Monday, January 21, 2008

The New York Times does truthiness

http://corner.nationalreview.com/post/?q=ZGE4NWRjNWYxMzU2Nzg2MDUzMDA1YzA3ZTIyNjJhYTQ=

'The government, Ms. Greenhouse said on the NPR audio version of her speech, "had turned its energy and attention away from upholding the rule of law and toward creating law-free zones at Guantanamo Bay, Abu Ghraib, Haditha, other places around the world, the U.S. Congress, whatever. And let's not forget the sustained assault on women's reproductive freedom and the hijacking of public policy by religious fundamentalism." She later added, "I feel a growing obligation to reach out across the ridiculous actual barrier that we seem about to build on the Mexican border. . . ."'

'Ms. Greenhouse told me she considers her remarks at Harvard to be "statements of fact" — not opinion — that would be allowed to appear in a Times news article.
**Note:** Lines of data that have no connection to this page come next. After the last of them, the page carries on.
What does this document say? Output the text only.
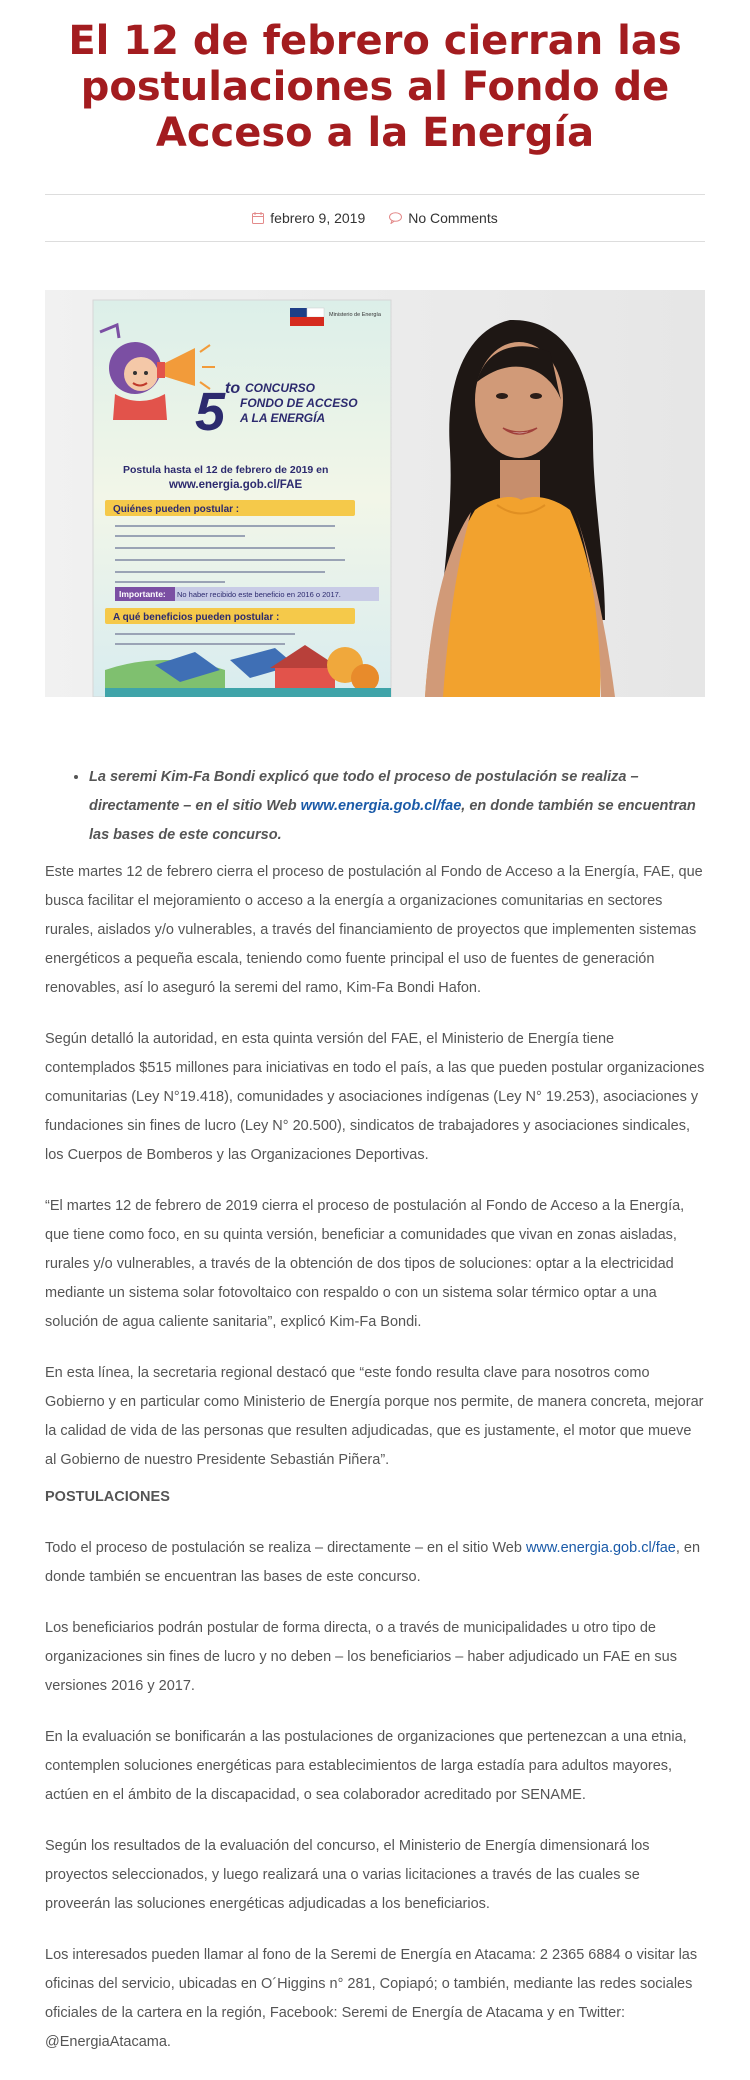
El 12 de febrero cierran las postulaciones al Fondo de Acceso a la Energía
febrero 9, 2019	No Comments
Ministerio de Energía
5 to CONCURSO
FONDO DE ACCESO
A LA ENERGÍA
Postula hasta el 12 de febrero de 2019 en
www.energia.gob.cl/FAE
Quiénes pueden postular :
Importante: No haber recibido este beneficio en 2016 o 2017.
A qué beneficios pueden postular :
• La seremi Kim-Fa Bondi explicó que todo el proceso de postulación se realiza – directamente – en el sitio Web www.energia.gob.cl/fae, en donde también se encuentran las bases de este concurso.

Este martes 12 de febrero cierra el proceso de postulación al Fondo de Acceso a la Energía, FAE, que busca facilitar el mejoramiento o acceso a la energía a organizaciones comunitarias en sectores rurales, aislados y/o vulnerables, a través del financiamiento de proyectos que implementen sistemas energéticos a pequeña escala, teniendo como fuente principal el uso de fuentes de generación renovables, así lo aseguró la seremi del ramo, Kim-Fa Bondi Hafon.

Según detalló la autoridad, en esta quinta versión del FAE, el Ministerio de Energía tiene contemplados $515 millones para iniciativas en todo el país, a las que pueden postular organizaciones comunitarias (Ley N°19.418), comunidades y asociaciones indígenas (Ley N° 19.253), asociaciones y fundaciones sin fines de lucro (Ley N° 20.500), sindicatos de trabajadores y asociaciones sindicales, los Cuerpos de Bomberos y las Organizaciones Deportivas.

“El martes 12 de febrero de 2019 cierra el proceso de postulación al Fondo de Acceso a la Energía, que tiene como foco, en su quinta versión, beneficiar a comunidades que vivan en zonas aisladas, rurales y/o vulnerables, a través de la obtención de dos tipos de soluciones: optar a la electricidad mediante un sistema solar fotovoltaico con respaldo o con un sistema solar térmico optar a una solución de agua caliente sanitaria”, explicó Kim-Fa Bondi.

En esta línea, la secretaria regional destacó que “este fondo resulta clave para nosotros como Gobierno y en particular como Ministerio de Energía porque nos permite, de manera concreta, mejorar la calidad de vida de las personas que resulten adjudicadas, que es justamente, el motor que mueve al Gobierno de nuestro Presidente Sebastián Piñera”.

POSTULACIONES

Todo el proceso de postulación se realiza – directamente – en el sitio Web www.energia.gob.cl/fae, en donde también se encuentran las bases de este concurso.

Los beneficiarios podrán postular de forma directa, o a través de municipalidades u otro tipo de organizaciones sin fines de lucro y no deben – los beneficiarios – haber adjudicado un FAE en sus versiones 2016 y 2017.

En la evaluación se bonificarán a las postulaciones de organizaciones que pertenezcan a una etnia, contemplen soluciones energéticas para establecimientos de larga estadía para adultos mayores, actúen en el ámbito de la discapacidad, o sea colaborador acreditado por SENAME.

Según los resultados de la evaluación del concurso, el Ministerio de Energía dimensionará los proyectos seleccionados, y luego realizará una o varias licitaciones a través de las cuales se proveerán las soluciones energéticas adjudicadas a los beneficiarios.

Los interesados pueden llamar al fono de la Seremi de Energía en Atacama: 2 2365 6884 o visitar las oficinas del servicio, ubicadas en O´Higgins n° 281, Copiapó; o también, mediante las redes sociales oficiales de la cartera en la región, Facebook: Seremi de Energía de Atacama y en Twitter: @EnergiaAtacama.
She said the Times has not suggested that she avoid writing stories on any of the topics on which she commented in June. "Any such limits would be completely preposterous," she said.'

A while back, I poured as much scorn as I could muster on this illiterate ignoramus. What is astonishing and sad is that what Courtney Martin wishes for ('...folks who ...abandon the old-school idea of objectivity and tackle ... issues with a verve for making change, not just reporting on it') Linda Greenhouse gets permission from her editorial staff to do day in and day out. The New York Times is the most august newspaper in America. That thought should worry everybody in America, and many more outside it. If The New York Times doesn't do objectivity, straight reporting and getting the facts out, who will?